A former British parliamentarian is expected to lead 200 trekkers in climbing Mount Meru in preparation for the coming 'Africa e-learning conference' scheduled for Dar es Salaam in May, this year.
Briefing reporters here over the weekend, Dr Harold Elletson, who has just arrived in the country to make arrangements for the conference, said the event was expected to gather over 1,000 delegates from all over Africa.
"This will be the 6th international conference on ICT for development, education and training and is to take place in Dar es Salaam between May 25 and 27 this year,” Dr Elltson said.
The director of e-learning Africa, Dr Elletson is a former British Conservative Party member of Parliament for Blackpool North.
He explained that e-learning Africa was a key networking hub and target destination of Africa’s educational decision-makers, opinion leaders, experts and practitioners from public and private education, the corporate training sector, governments and public administration.
"Africa's only hope in education lies in making maximum use of digital technology, especially the internet because it is cheaper to access online information than to buy physical books for every subject," said the director.
"The Dar es Salaam event is also to be attended by education, ICT and finance ministers from over 10 African nations, as well as high level decisionmakers from governmental and inter-governmental organisations," Dr Elletson said.
"The Mount Meru event aims at raising funds to enable participants, who cannot pay for their own transport and other logistics to be able to attend,” the director added.

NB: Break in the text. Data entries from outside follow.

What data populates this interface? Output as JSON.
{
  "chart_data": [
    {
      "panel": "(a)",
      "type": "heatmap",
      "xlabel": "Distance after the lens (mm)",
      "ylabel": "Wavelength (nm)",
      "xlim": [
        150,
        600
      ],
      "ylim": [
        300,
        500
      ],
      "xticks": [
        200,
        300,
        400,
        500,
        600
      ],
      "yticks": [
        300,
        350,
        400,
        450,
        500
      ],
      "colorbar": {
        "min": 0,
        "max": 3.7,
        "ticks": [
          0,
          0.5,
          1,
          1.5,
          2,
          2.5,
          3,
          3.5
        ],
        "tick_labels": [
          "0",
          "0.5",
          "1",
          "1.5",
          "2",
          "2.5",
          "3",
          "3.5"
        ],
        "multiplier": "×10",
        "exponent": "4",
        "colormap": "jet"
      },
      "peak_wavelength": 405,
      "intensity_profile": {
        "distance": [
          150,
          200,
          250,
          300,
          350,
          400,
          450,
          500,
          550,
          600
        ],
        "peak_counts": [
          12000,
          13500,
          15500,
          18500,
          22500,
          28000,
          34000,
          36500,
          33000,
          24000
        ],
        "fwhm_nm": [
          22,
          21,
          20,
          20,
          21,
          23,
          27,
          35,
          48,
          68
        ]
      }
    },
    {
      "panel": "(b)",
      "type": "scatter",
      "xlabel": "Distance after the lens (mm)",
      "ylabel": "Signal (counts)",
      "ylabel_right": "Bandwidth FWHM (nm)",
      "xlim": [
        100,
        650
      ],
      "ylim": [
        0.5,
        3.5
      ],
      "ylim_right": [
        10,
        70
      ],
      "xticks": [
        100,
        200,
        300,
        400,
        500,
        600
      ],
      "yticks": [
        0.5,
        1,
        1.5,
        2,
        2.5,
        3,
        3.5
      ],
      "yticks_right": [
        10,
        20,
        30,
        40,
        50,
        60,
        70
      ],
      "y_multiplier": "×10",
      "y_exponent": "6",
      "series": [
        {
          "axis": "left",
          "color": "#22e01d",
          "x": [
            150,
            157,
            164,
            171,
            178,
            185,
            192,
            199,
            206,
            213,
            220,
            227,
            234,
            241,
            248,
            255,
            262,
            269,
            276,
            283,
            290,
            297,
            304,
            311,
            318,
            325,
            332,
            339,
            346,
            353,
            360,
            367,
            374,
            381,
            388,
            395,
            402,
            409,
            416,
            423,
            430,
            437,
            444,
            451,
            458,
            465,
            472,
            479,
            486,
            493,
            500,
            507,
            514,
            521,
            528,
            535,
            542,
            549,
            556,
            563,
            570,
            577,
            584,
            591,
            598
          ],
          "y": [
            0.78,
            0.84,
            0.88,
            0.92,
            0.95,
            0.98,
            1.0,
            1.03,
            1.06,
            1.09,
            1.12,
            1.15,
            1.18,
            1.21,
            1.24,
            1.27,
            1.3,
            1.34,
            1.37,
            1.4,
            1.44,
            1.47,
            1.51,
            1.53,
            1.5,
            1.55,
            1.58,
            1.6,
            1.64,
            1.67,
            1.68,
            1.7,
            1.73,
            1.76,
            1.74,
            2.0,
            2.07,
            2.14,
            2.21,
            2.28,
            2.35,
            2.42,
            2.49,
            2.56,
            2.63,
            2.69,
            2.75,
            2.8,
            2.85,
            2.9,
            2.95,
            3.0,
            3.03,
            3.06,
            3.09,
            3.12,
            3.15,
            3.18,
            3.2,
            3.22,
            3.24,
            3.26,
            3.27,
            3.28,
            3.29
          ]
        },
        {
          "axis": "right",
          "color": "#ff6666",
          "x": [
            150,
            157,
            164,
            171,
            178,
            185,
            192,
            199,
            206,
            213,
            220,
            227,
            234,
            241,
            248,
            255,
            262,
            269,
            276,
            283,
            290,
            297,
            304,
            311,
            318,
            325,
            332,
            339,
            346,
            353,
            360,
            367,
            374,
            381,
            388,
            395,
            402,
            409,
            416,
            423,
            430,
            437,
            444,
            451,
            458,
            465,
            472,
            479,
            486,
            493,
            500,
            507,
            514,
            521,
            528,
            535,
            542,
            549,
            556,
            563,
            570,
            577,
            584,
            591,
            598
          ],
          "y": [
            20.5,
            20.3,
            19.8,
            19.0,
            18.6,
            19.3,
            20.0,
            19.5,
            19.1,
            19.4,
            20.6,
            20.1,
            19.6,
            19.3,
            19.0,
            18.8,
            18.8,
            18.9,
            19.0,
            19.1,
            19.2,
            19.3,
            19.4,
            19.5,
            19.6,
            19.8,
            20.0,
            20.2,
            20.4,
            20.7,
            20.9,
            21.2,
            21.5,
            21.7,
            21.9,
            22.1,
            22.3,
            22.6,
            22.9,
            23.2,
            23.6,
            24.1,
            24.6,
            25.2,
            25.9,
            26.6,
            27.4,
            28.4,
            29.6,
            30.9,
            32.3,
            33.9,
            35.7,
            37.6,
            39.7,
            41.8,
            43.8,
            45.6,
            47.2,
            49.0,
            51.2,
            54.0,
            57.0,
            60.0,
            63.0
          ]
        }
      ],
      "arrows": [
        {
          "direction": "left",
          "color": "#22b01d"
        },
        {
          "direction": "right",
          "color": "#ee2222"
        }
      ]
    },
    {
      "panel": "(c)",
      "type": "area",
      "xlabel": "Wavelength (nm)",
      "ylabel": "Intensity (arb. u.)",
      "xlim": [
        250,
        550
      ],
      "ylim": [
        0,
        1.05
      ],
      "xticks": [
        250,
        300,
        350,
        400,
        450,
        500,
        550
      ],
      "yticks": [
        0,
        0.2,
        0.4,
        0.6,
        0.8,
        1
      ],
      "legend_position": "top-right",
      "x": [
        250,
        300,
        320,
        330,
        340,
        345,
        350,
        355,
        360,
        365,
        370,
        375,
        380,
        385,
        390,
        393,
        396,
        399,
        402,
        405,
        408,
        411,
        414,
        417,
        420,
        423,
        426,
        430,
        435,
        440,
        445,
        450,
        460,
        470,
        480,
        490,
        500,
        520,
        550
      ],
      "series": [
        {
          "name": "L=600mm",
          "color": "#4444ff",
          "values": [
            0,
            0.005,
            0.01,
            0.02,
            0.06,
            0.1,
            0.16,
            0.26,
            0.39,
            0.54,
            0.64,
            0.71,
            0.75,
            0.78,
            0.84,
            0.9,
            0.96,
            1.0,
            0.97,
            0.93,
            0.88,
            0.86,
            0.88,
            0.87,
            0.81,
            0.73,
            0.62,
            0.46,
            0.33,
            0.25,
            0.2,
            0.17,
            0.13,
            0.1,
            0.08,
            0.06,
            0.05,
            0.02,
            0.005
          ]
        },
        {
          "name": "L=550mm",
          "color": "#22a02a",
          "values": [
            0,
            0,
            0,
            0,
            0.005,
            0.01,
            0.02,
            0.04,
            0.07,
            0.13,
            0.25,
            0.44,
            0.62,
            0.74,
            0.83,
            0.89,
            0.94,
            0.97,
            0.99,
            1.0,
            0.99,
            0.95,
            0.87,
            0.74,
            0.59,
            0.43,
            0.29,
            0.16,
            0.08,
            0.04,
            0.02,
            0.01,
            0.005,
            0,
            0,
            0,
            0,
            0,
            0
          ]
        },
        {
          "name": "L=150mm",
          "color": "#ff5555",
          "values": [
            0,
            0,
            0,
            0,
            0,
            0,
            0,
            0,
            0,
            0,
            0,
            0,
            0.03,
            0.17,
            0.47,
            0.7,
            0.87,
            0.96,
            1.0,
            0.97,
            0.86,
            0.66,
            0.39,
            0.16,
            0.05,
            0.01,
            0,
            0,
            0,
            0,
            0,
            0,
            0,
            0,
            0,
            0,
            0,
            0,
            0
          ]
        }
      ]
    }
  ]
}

"Because everybody nowadays seems to target Kilimanjaro, we want to be different. Besides, Meru is more challenging to climb than Mt Kilimanjaro," said Dr Elletson.
The director has just climbed the active volcano peak, Mt Oldoinyo Engai (Tanzania's third highest peak) in Ngorongoro District.
Asked whether there have been any achievements recorded from the events that enter their sixth year of operation, Dr Elletson said there had been 114 per cent growth in attendance in 5 years with 1,778 participants recorded at the 5th edition of the conference held last year in Lusaka, Zambia.
"The event is a true African event with more than 85 per cent of the participants from Africa and there are 78 countries represented," said Dr Elletson.
He said it would be a high level conference programme featuring the work of nearly 350 speakers and chairpersons from 50 countries.
Over 40 per cent of Africa’s population is younger than 24 years. A total of 198 million Africans, 20 per cent of the continent’s population, are aged between 15 and 24 – the largest percentage of young people anywhere in the world.
Children (under the age of 15) account for another 20 per cent and e-learning Africa 2011 will focus on this group and its huge potential and highlight the importance of social skills and employability.